Так говорил Уолтер Лейбен, частично обращаясь к себе, частично к товарищам, складывая свои рисунки в портфель и собираясь идти домой. Он был весьма привлекательным молодым человеком, его можно было назвать даже красавцем, Казалось, он излучал свет солнечного утра: голубые глаза, прямой греческий нос, светло-коричневые усы, опускающиеся вниз и хорошо ухоженные, наполовину скрывали нежные губы; каштановые волосы, которые были такими же длинными, как у Рафаэля, черный бархатный костюм, ботинки, которые можно было одевать, идя даже в Пэлл-Мэлл-клуб, длинные тонкие белые руки без перчаток, цветок в петлице, черная бархатная шотландская шапочка вместо традиционного цилиндра — все это было странным смешением богемного и щегольского в его костюме.

Это был джентльмен, которого Флора могла видеть раз или два в день из окна своего дома. Она могла бы видеть его гораздо чаще, если бы наблюдала за ним. Странные привычки заставляли его совершать большое количество вылазок из дома, гораздо больше, чем этого требовалось для его занятий рисованием.
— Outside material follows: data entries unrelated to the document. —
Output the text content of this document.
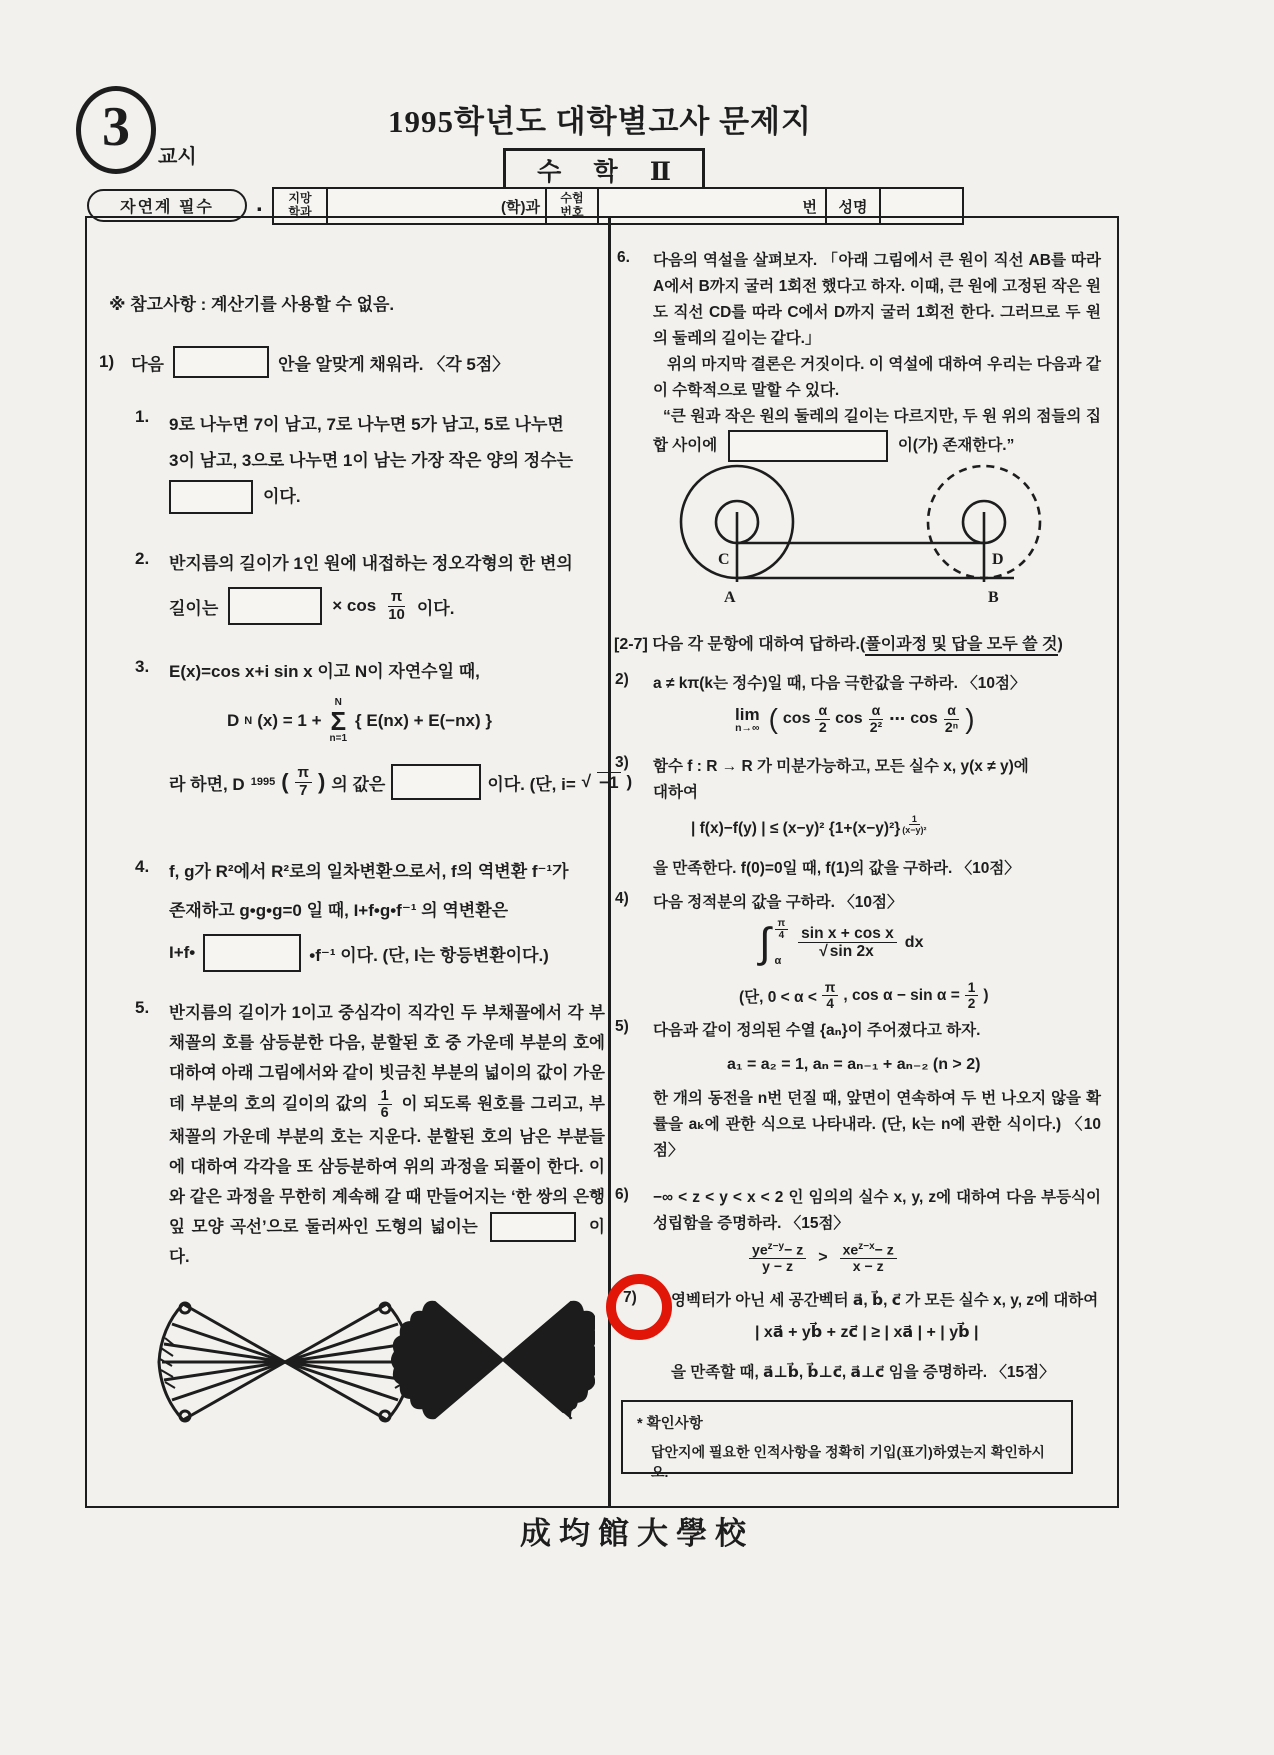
3	교시
1995학년도 대학별고사 문제지
수 학 Ⅱ
자연계 필수 . 지망
학과	(학)과
수험
번호	번 성명
※ 참고사항 : 계산기를 사용할 수 없음.
1) 다음	안을 알맞게 채워라. 〈각 5점〉
1. 9로 나누면 7이 남고, 7로 나누면 5가 남고, 5로 나누면
3이 남고, 3으로 나누면 1이 남는 가장 작은 양의 정수는
이다.
2. 반지름의 길이가 1인 원에 내접하는 정오각형의 한 변의
길이는	× $\cos \frac{\pi}{10}$ 이다.
3. E(x)=cos x+i sin x 이고 N이 자연수일 때,
D N (x) = 1 +
N
Σ
n=1
{ E(nx) + E(−nx) }
라 하면, D 1995 ( $\frac{\pi}{7}$ ) 의 값은	이다. (단, i= √ −1 )
4. f, g가 R²에서 R²로의 일차변환으로서, f의 역변환 f⁻¹가
존재하고 g•g•g=0 일 때, I+f•g•f⁻¹ 의 역변환은
I+f•	•f⁻¹ 이다. (단, I는 항등변환이다.)
5. 반지름의 길이가 1이고 중심각이 직각인 두 부채꼴에서 각 부채꼴의 호를 삼등분한 다음, 분할된 호 중 가운데 부분의 호에 대하여 아래 그림에서와 같이 빗금친 부분의 넓이의 값이 가운데 부분의 호의 길이의 값의 $\frac{1}{6}$ 이 되도록 원호를 그리고, 부채꼴의 가운데 부분의 호는 지운다. 분할된 호의 남은 부분들에 대하여 각각을 또 삼등분하여 위의 과정을 되풀이 한다. 이와 같은 과정을 무한히 계속해 갈 때 만들어지는 ‘한 쌍의 은행잎 모양 곡선’으로 둘러싸인 도형의 넓이는	이다.
6. 다음의 역설을 살펴보자. 「아래 그림에서 큰 원이 직선 AB를 따라 A에서 B까지 굴러 1회전 했다고 하자. 이때, 큰 원에 고정된 작은 원도 직선 CD를 따라 C에서 D까지 굴러 1회전 한다. 그러므로 두 원의 둘레의 길이는 같다.」
위의 마지막 결론은 거짓이다. 이 역설에 대하여 우리는 다음과 같이 수학적으로 말할 수 있다.
“큰 원과 작은 원의 둘레의 길이는 다르지만, 두 원 위의 점들의 집합 사이에	이(가) 존재한다.”
C	D
A	B
[2-7] 다음 각 문항에 대하여 답하라.(풀이과정 및 답을 모두 쓸 것)
2) a ≠ kπ(k는 정수)일 때, 다음 극한값을 구하라. 〈10점〉
lim
n→∞ ( $\cos \frac{\alpha}{2}$ $\cos \frac{\alpha}{\text{2²}}$ ⋯ $\cos \frac{\alpha}{\text{2ⁿ}}$ )
3) 함수 f : R → R 가 미분가능하고, 모든 실수 x, y(x ≠ y)에
대하여
| f(x)−f(y) | ≤ (x−y)² {1+(x−y)²} $^{\frac{1}{\text{(x−y)²}}}$
을 만족한다. f(0)=0일 때, f(1)의 값을 구하라. 〈10점〉
4) 다음 정적분의 값을 구하라. 〈10점〉
∫ $\frac{\pi}{4}$
α
$\frac{\text{sin x + cos x}}{√ \sin 2x}$ dx
(단, $0 < \alpha < \frac{\pi}{4}$ , $\cos \alpha - \sin \alpha = \frac{1}{2}$ )
5) 다음과 같이 정의된 수열 {aₙ}이 주어졌다고 하자.
a₁ = a₂ = 1, aₙ = aₙ₋₁ + aₙ₋₂ (n > 2)
한 개의 동전을 n번 던질 때, 앞면이 연속하여 두 번 나오지 않을 확률을 aₖ에 관한 식으로 나타내라. (단, k는 n에 관한 식이다.) 〈10점〉
6) −∞ < z < y < x < 2 인 임의의 실수 x, y, z에 대하여 다음 부등식이 성립함을 증명하라. 〈15점〉
$\frac{ye^{z-y}- z}{y - z} > \frac{xe^{z-x}- z}{x - z}$
7) 영벡터가 아닌 세 공간벡터 a⃗, b⃗, c⃗ 가 모든 실수 x, y, z에 대하여
| xa⃗ + yb⃗ + zc⃗ | ≥ | xa⃗ | + | yb⃗ |
을 만족할 때, a⃗⊥b⃗, b⃗⊥c⃗, a⃗⊥c⃗ 임을 증명하라. 〈15점〉
* 확인사항
답안지에 필요한 인적사항을 정확히 기입(표기)하였는지 확인하시오.
成均館大學校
У него были приятели и компаньоны, по искусству, живущие по соседству. И когда у него вдруг возникала какая-то идея, то он мог схватить свою шотландскую шапочку и броситься к тем, кто мог разделить его восторг. Он был не прочь съесть на ленч устриц и выпить стакан горького пива, когда его заводило иногда по делам в район Рэтбоун. Так он ходил туда и сюда, то по одному делу, то по другому. Каждый вечер он ходил в театр или в другие увеселительные места, чтобы послушать «Клушницу и Ворону», съесть гренки с сыром у Эванса, сыграть в бильярд в клубе. Домой Уолтер Лэйбен приезжал за полночь в двухместном экипаже, двери которого он открывал с очень сильным стуком. Комната Флоры выходила окнами к его дому, и она обычно слышала эти ночные приезды и веселый, передразнивающий кэбмена, голос. Казалось, что он платит этим людям с большой щедростью, чтобы у тех не было, ни обид, ни возражений.

«Это, должно быть, дикая и неприличная жизнь, — думала Флора, но все равно он ей казался добродушным молодым человеком. — Неужели у него не было ни отца, ни матери, ни дяди, тети, сестры, которые бы могли контролировать такое опрометчивое его поведение, способных оградить этого симпатичного молодого человека от дурных влияний?» Флоре действительно было очень жаль его.

Она была очень удивлена, когда ее отец пришел домой из города — он иногда ходил в различные районы, — и, потирая свои огромные руки, воскликнул:

— Флора, я завел знакомство. Круг наших знакомых расширяется. Если дело пойдет так дальше, то я должен буду достать тебе двухместную карету, чтобы ты могла совершать свои выезды. Только, к сожалению, насколько я понял, у этого молодого человека никого нет.

— Молодой человек, папа? — спросила Флора. — Кто же это может быть? Молодой брат доктора Олливента?

— У Олливента никогда не было брата. Попытайся отгадать еще раз, только теперь поближе к дому, Фло. Что ты скажешь о том молодом человеке в черной бархатной куртке, которого ты так часто дразнишь, и просишь меня встать с кресла со словами «быстрее, папа, он сейчас повернет за угол»?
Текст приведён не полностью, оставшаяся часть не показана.